I hope you know I haven't forgotten you. I see you so clear, your blond hair and deep blue eyes, and the cocky, mischievous smile that made the light dance in your eyes. You were my hero, you know? My big brother, my bes' buddy, my defender. I wanted to be like you. I guess you were too good for this stinking evil world anyway. Who knows? Maybe if you'd lived they'd have ruined you, too.  I'm glad they couldn't make me forget your face. I never want to forget you. I had to for a while, I know you understand, I just wasn't strong enough to keep  remembering you die. I was so lost, Mark, I needed you with me so bad, they just killed you and I had this big gaping hole in my heart and I just couldn't handle it until a few years ago, because when they killed you they took away the one safe place I ever had, the one person I knew really loved me. Now I'll never forget you, I  promise.

What with the drugs and all, I almost couldn't remember, but I broke through. But even when I was too screwed up and shattered to remember everything, I still dreamed about you, and wondered why you were gone, why you left me. I never really forgot.

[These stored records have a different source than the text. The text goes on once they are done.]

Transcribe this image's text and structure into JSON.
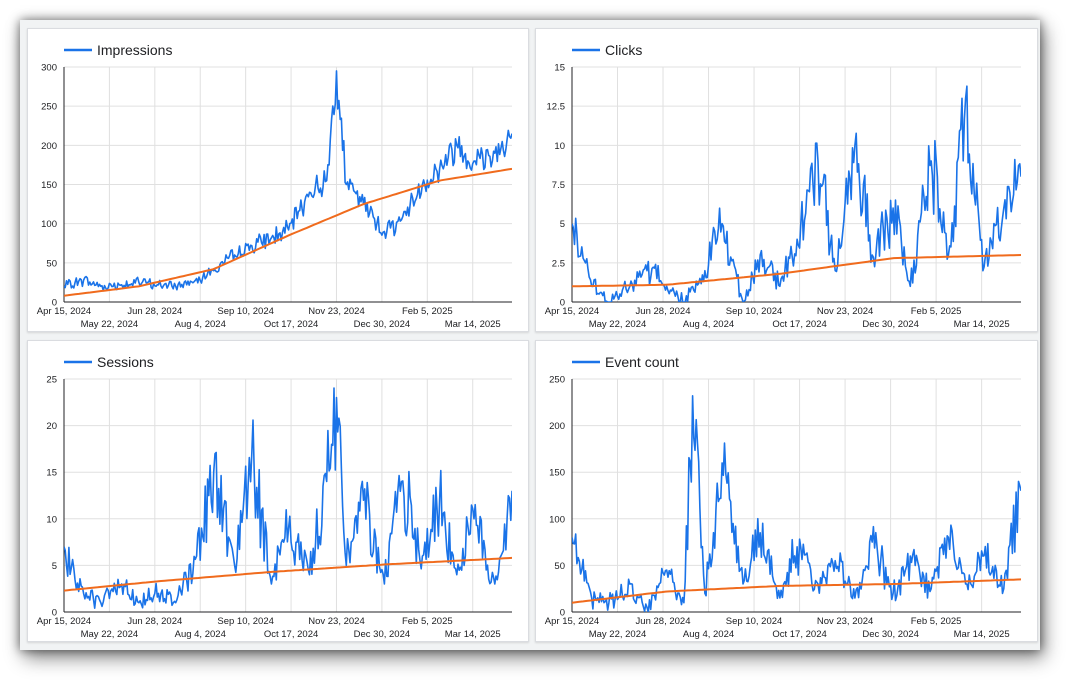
{
  "colors": {
    "series": "#1a73e8",
    "trend": "#f06b1d"
  },
  "chart_data": [
    {
      "type": "line",
      "legend": "Impressions",
      "legend_position": "top-left",
      "grid": true,
      "x_range": [
        "2024-04-15",
        "2025-04-15"
      ],
      "x_ticks_row1": [
        "Apr 15, 2024",
        "Jun 28, 2024",
        "Sep 10, 2024",
        "Nov 23, 2024",
        "Feb 5, 2025"
      ],
      "x_ticks_row2": [
        "May 22, 2024",
        "Aug 4, 2024",
        "Oct 17, 2024",
        "Dec 30, 2024",
        "Mar 14, 2025"
      ],
      "ylim": [
        0,
        300
      ],
      "y_ticks": [
        "0",
        "50",
        "100",
        "150",
        "200",
        "250",
        "300"
      ],
      "series": [
        {
          "name": "Impressions",
          "x": [
            "2024-04-15",
            "2024-05-01",
            "2024-05-15",
            "2024-06-01",
            "2024-06-15",
            "2024-07-01",
            "2024-07-15",
            "2024-08-01",
            "2024-08-15",
            "2024-09-01",
            "2024-09-15",
            "2024-10-01",
            "2024-10-15",
            "2024-11-01",
            "2024-11-15",
            "2024-11-23",
            "2024-12-01",
            "2024-12-15",
            "2025-01-01",
            "2025-01-15",
            "2025-02-01",
            "2025-02-15",
            "2025-03-01",
            "2025-03-15",
            "2025-04-01",
            "2025-04-15"
          ],
          "values": [
            20,
            28,
            20,
            22,
            25,
            22,
            20,
            30,
            40,
            60,
            72,
            82,
            92,
            140,
            155,
            295,
            150,
            125,
            90,
            105,
            150,
            170,
            200,
            180,
            190,
            215
          ]
        },
        {
          "name": "",
          "kind": "trend",
          "x": [
            "2024-04-15",
            "2024-06-15",
            "2024-08-15",
            "2024-10-15",
            "2024-12-15",
            "2025-02-15",
            "2025-04-15"
          ],
          "values": [
            8,
            20,
            42,
            85,
            125,
            155,
            170
          ]
        }
      ]
    },
    {
      "type": "line",
      "legend": "Clicks",
      "legend_position": "top-left",
      "grid": true,
      "x_range": [
        "2024-04-15",
        "2025-04-15"
      ],
      "x_ticks_row1": [
        "Apr 15, 2024",
        "Jun 28, 2024",
        "Sep 10, 2024",
        "Nov 23, 2024",
        "Feb 5, 2025"
      ],
      "x_ticks_row2": [
        "May 22, 2024",
        "Aug 4, 2024",
        "Oct 17, 2024",
        "Dec 30, 2024",
        "Mar 14, 2025"
      ],
      "ylim": [
        0,
        15
      ],
      "y_ticks": [
        "0",
        "2.5",
        "5",
        "7.5",
        "10",
        "12.5",
        "15"
      ],
      "series": [
        {
          "name": "Clicks",
          "x": [
            "2024-04-15",
            "2024-05-01",
            "2024-05-15",
            "2024-06-01",
            "2024-06-15",
            "2024-07-01",
            "2024-07-15",
            "2024-08-01",
            "2024-08-15",
            "2024-09-01",
            "2024-09-15",
            "2024-10-01",
            "2024-10-15",
            "2024-11-01",
            "2024-11-15",
            "2024-12-01",
            "2024-12-15",
            "2025-01-01",
            "2025-01-15",
            "2025-02-01",
            "2025-02-15",
            "2025-03-01",
            "2025-03-15",
            "2025-04-01",
            "2025-04-15"
          ],
          "values": [
            5,
            1,
            0,
            1,
            2,
            1,
            0,
            2,
            5,
            0,
            3,
            1,
            4,
            9,
            2,
            10,
            3,
            6,
            1,
            9,
            3,
            13,
            2,
            6,
            8
          ]
        },
        {
          "name": "",
          "kind": "trend",
          "x": [
            "2024-04-15",
            "2024-07-01",
            "2024-10-01",
            "2025-01-01",
            "2025-04-15"
          ],
          "values": [
            1,
            1.1,
            1.8,
            2.8,
            3
          ]
        }
      ]
    },
    {
      "type": "line",
      "legend": "Sessions",
      "legend_position": "top-left",
      "grid": true,
      "x_range": [
        "2024-04-15",
        "2025-04-15"
      ],
      "x_ticks_row1": [
        "Apr 15, 2024",
        "Jun 28, 2024",
        "Sep 10, 2024",
        "Nov 23, 2024",
        "Feb 5, 2025"
      ],
      "x_ticks_row2": [
        "May 22, 2024",
        "Aug 4, 2024",
        "Oct 17, 2024",
        "Dec 30, 2024",
        "Mar 14, 2025"
      ],
      "ylim": [
        0,
        25
      ],
      "y_ticks": [
        "0",
        "5",
        "10",
        "15",
        "20",
        "25"
      ],
      "series": [
        {
          "name": "Sessions",
          "x": [
            "2024-04-15",
            "2024-05-01",
            "2024-05-15",
            "2024-06-01",
            "2024-06-15",
            "2024-07-01",
            "2024-07-15",
            "2024-08-01",
            "2024-08-15",
            "2024-09-01",
            "2024-09-15",
            "2024-10-01",
            "2024-10-15",
            "2024-11-01",
            "2024-11-15",
            "2024-11-23",
            "2024-12-01",
            "2024-12-15",
            "2025-01-01",
            "2025-01-15",
            "2025-02-01",
            "2025-02-15",
            "2025-03-01",
            "2025-03-15",
            "2025-04-01",
            "2025-04-15"
          ],
          "values": [
            7,
            2,
            1,
            3,
            1,
            2,
            1,
            6,
            15,
            5,
            17,
            3,
            9,
            4,
            14,
            23,
            5,
            12,
            3,
            14,
            6,
            12,
            4,
            10,
            3,
            13
          ]
        },
        {
          "name": "",
          "kind": "trend",
          "x": [
            "2024-04-15",
            "2024-07-01",
            "2024-10-01",
            "2025-01-01",
            "2025-04-15"
          ],
          "values": [
            2.3,
            3.3,
            4.3,
            5.1,
            5.8
          ]
        }
      ]
    },
    {
      "type": "line",
      "legend": "Event count",
      "legend_position": "top-left",
      "grid": true,
      "x_range": [
        "2024-04-15",
        "2025-04-15"
      ],
      "x_ticks_row1": [
        "Apr 15, 2024",
        "Jun 28, 2024",
        "Sep 10, 2024",
        "Nov 23, 2024",
        "Feb 5, 2025"
      ],
      "x_ticks_row2": [
        "May 22, 2024",
        "Aug 4, 2024",
        "Oct 17, 2024",
        "Dec 30, 2024",
        "Mar 14, 2025"
      ],
      "ylim": [
        0,
        250
      ],
      "y_ticks": [
        "0",
        "50",
        "100",
        "150",
        "200",
        "250"
      ],
      "series": [
        {
          "name": "Event count",
          "x": [
            "2024-04-15",
            "2024-05-01",
            "2024-05-15",
            "2024-06-01",
            "2024-06-15",
            "2024-07-01",
            "2024-07-15",
            "2024-07-22",
            "2024-08-01",
            "2024-08-15",
            "2024-09-01",
            "2024-09-15",
            "2024-10-01",
            "2024-10-15",
            "2024-11-01",
            "2024-11-15",
            "2024-12-01",
            "2024-12-15",
            "2025-01-01",
            "2025-01-15",
            "2025-02-01",
            "2025-02-15",
            "2025-03-01",
            "2025-03-15",
            "2025-04-01",
            "2025-04-15"
          ],
          "values": [
            80,
            15,
            10,
            30,
            5,
            45,
            10,
            232,
            20,
            160,
            30,
            85,
            15,
            70,
            30,
            55,
            15,
            75,
            20,
            60,
            25,
            80,
            30,
            60,
            25,
            130
          ]
        },
        {
          "name": "",
          "kind": "trend",
          "x": [
            "2024-04-15",
            "2024-07-01",
            "2024-10-01",
            "2025-01-01",
            "2025-04-15"
          ],
          "values": [
            10,
            22,
            28,
            30,
            35
          ]
        }
      ]
    }
  ]
}
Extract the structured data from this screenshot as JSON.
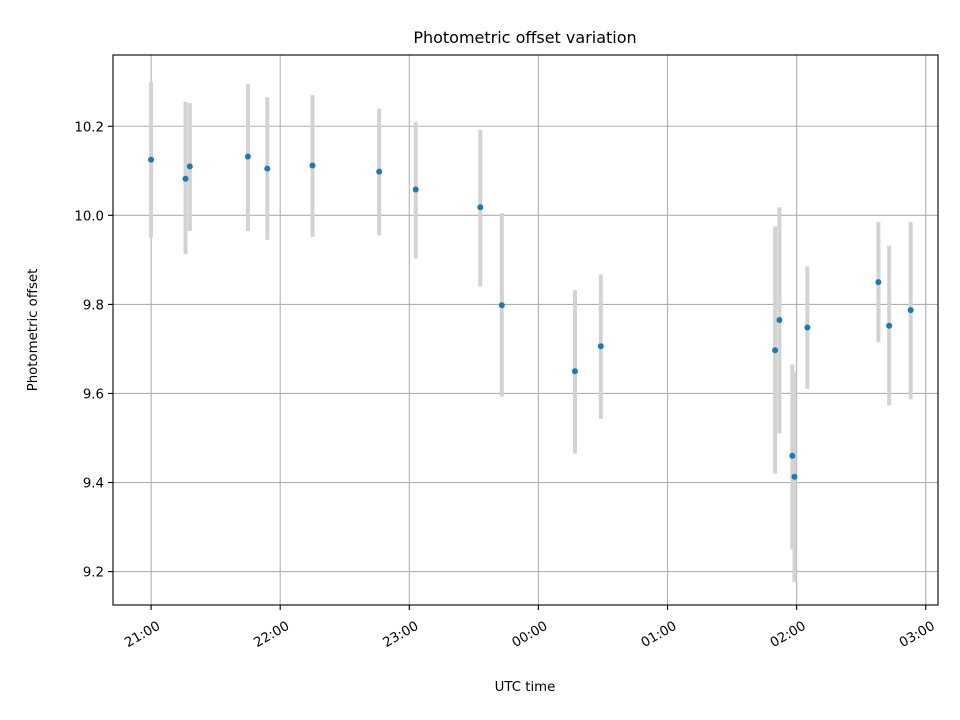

Listen, about the sex stuff and the pictures. It wasn't your fault, mine neither,. They made us. And you never, ever hurt me, I saw you cry, I know. Even when we had to do the stuff they told us to, I knew you were trying to protect me.  I never blamed you. And it was like even in the end, you saved me, because you died, not me. That's why I promise I'll always remember you. "One brother in exchange for another." Man, I wish you'd lived, not me, but maybe God knew I'd be stronger and tell them about it, about you.

They're dead now, Mark. They can't hurt you & me anymore or kids like us.

But there's others, so I'm going to keep fighting them for both of us. I know you'd want me to. I won't let your sacrifice be for nothing. And everywhere I go, I'll tell them about you, about us, because I want people to know you were here, that your life meant something.

So I'm ending this book with a note from me to you, because you're part of everything I do. Sometimes I hurt and if I just can remember your smile and laugh, (remember how it could make me laugh no matter how bad I felt?) then I'll be O.K. I miss you Mark, and I love you, and one day I'll walk out of here and be Home, and there you'll be, and I'll come running, you know I will, because that's how much you mean to me.

Until then, Mark, I hold you in my heart,

Blood Brothers Forever,
WolfBoy.


"I will not leave you orphans in the storm; I will come to you."